Hi Russ, 

 

Whatever SEP may have to say, we still have to talk to one another, right?
Notice that all these meanings have to do with God.  If SEP is correct, a
person not concerned with god in one way or another would never use the
word.  Do you put faith in the advice of your stockbroker?  

 

Forgive me if I am being abit trollish, here;  I perhaps am not following
closely enough, due to packing, etc., to get back to Santa Fe.  This week I
won't make it for Friday's meeting, but NEXT WEEK, look out!

 

From: friam-boun...@redfish.com [mailto:friam-boun...@redfish.com] On Behalf
Of Russ Abbott
Sent: Monday, September 24, 2012 9:42 PM
To: The Friday Morning Applied Complexity Coffee Group
Subject: Re: [FRIAM] faith

 

Robert Holmes quoted the
<http://plato.stanford.edu/entries/faith/#FaiDoxVen> Stanford Encyclopedia
of Philosophy as listing these senses of "faith."

 

.  the 'purely affective' model: faith as a feeling of existential
confidence  

.  the 'special knowledge' model: faith as knowledge of specific truths,
revealed by God  

.  the 'belief' model: faith as belief that God exists 

.  the 'trust' model: faith as belief in (trust in) God

.  the 'doxastic venture' model: faith as practical commitment beyond the
evidence to one's belief that God exists 

.  the 'sub-doxastic venture' model: faith as practical commitment without
belief 

.  the 'hope' model: faith as hoping-or acting in the hope that-the God who
saves exists. 

 

Has the discussion done better than this?

 

It seems to me that we are getting into trouble because (as this list
illustrates) we (in English) use the word "faith" to mean a number of
different things, which are only sometimes related to each other.  

 

My original concern was with "faith" in the sense of the fifth bullet. (The
third bullet is explicitly based on belief in God.) According to the
article, 

 

On the doxastic venture model, faith involves full commitment, in the face
of the recognition that this is not 'objectively' justified on the evidence.

 

That's pretty close to how I would use the term.
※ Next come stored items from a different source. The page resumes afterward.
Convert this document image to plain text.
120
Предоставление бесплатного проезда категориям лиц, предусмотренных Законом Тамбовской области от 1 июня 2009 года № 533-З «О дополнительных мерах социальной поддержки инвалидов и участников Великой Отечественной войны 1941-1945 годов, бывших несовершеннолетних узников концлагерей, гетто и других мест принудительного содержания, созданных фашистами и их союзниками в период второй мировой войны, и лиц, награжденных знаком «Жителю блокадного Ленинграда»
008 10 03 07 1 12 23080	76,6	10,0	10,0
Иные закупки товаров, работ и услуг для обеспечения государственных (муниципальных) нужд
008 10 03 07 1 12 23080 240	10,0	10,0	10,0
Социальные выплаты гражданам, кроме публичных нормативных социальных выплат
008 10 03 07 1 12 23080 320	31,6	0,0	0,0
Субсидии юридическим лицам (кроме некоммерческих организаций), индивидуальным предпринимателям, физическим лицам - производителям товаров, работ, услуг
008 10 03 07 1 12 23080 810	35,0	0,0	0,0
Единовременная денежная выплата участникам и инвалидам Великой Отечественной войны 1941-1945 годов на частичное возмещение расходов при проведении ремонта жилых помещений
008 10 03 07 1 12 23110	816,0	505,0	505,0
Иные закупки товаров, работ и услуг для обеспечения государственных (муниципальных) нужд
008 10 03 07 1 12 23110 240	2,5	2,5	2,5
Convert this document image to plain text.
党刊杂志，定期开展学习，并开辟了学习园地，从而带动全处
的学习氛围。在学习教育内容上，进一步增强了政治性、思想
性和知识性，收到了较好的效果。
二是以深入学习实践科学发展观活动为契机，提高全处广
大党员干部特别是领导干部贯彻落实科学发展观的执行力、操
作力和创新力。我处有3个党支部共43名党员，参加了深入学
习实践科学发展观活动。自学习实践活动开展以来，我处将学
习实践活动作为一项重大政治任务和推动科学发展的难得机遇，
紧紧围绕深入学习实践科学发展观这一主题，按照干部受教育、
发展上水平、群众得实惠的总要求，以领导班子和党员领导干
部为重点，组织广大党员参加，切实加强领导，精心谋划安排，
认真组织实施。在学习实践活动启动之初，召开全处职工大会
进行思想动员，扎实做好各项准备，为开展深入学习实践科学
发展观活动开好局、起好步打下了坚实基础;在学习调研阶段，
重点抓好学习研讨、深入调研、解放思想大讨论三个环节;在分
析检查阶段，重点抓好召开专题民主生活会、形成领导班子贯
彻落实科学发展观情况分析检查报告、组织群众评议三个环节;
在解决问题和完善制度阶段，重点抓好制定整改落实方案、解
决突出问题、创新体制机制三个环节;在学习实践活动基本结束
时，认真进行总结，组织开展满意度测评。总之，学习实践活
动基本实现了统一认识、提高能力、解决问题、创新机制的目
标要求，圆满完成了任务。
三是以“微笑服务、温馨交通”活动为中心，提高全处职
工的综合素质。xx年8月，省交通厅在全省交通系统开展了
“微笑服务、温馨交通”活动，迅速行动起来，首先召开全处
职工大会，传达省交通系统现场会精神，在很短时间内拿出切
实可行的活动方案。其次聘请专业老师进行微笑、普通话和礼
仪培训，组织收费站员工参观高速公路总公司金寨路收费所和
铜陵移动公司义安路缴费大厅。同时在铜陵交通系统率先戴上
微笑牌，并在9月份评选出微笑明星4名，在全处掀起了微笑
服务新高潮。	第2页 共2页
To a great extent the
article has a theological focus, which clouds the issue as far as I'm
concerned.  But here is more of what it says about faith as a doxastic
venture.

 

A possible view of theistic faith-commitment is that it is wholly
independent of the epistemic concern that cares about evidential support:
faith then reveals its authenticity most clearly when it takes
faith-propositions to be true contrary to the weight of the evidence. This
view is widely described as 'fideist', but ought more fairly to be called
arational fideism, or, where commitment contrary to the evidence is
positively favoured, irrational or counter-rational fideism. 

 

and

 

Serious philosophical defence of a doxastic venture model of faith amounts
to a supra-rational fideism, for which epistemic concern is not overridden
and for which, therefore, it is a constraint on faith-commitment that it not
accept what is known, or justifiably believed on the evidence, to be false.
Rather, faith commits itself onlybeyond, and not against, the evidence-and
it does so out of epistemic concern to grasp truth on matters of vital
existential importance. The thought that one may be entitled to commit to an
existentially momentous truth-claim in principle undecidable on the evidence
when forced to decide either to do so or not is what motivates William
James's 'justification of faith' in 'The Will to Believe' (James 1896/1956).
If such faith can be justified, its cognitive content will (on realist
assumptions) have to cohere with our best evidence-based theories about the
real world. Faith may extend our scientific grasp of the real, but may not
counter it. Whether the desire to grasp more truth about the real than
science can supply is a noble aspiration or a dangerous delusion is at the
heart of the debate about entitlement to faith on this supra-rational
fideist doxastic venture model.

 

-- Russ 





On Mon, Sep 24, 2012 at 5:00 PM, glen <g...@ropella.name> wrote:

Robert J. Cordingley wrote at 09/24/2012 04:38 PM:

> But my point (regarding God) was an expectation of action by whatever I
> have faith in and has nothing to do with action on my part.  The
> expected action can be provision of n virgins, not going to hell, relief
> from pain, reincarnation as a higher being and all sorts of other forms
> of divine intervention.

That's just a slight variation on what I laid out.  The point being that
whatever the article of faith is (a being, an attribute of the world,
etc.), if it _matters_ to the conclusion whether or not that article is
true/false or exists or whatever, _then_ belief in it is more likely to
be called "faith".  That's because the word "faith" is used to call out
or point out when someone is basing their position (or their actions),
in part, on an unjustified assumption.

I.e. "faith" is a label used to identify especially important
components.  Less important components can be negligible, ignored, or
easily adopted by everyone involved.


> PS I may have missed it but please can you explain what a compressible
> process is? (I know how it relates to things like gasses and some
> liquids). R

A compressible system can be (adequately) represented, mimicked, or
replaced by a smaller system.  Any (adequate) representation of an
incompressible system will be just as large as the system itself.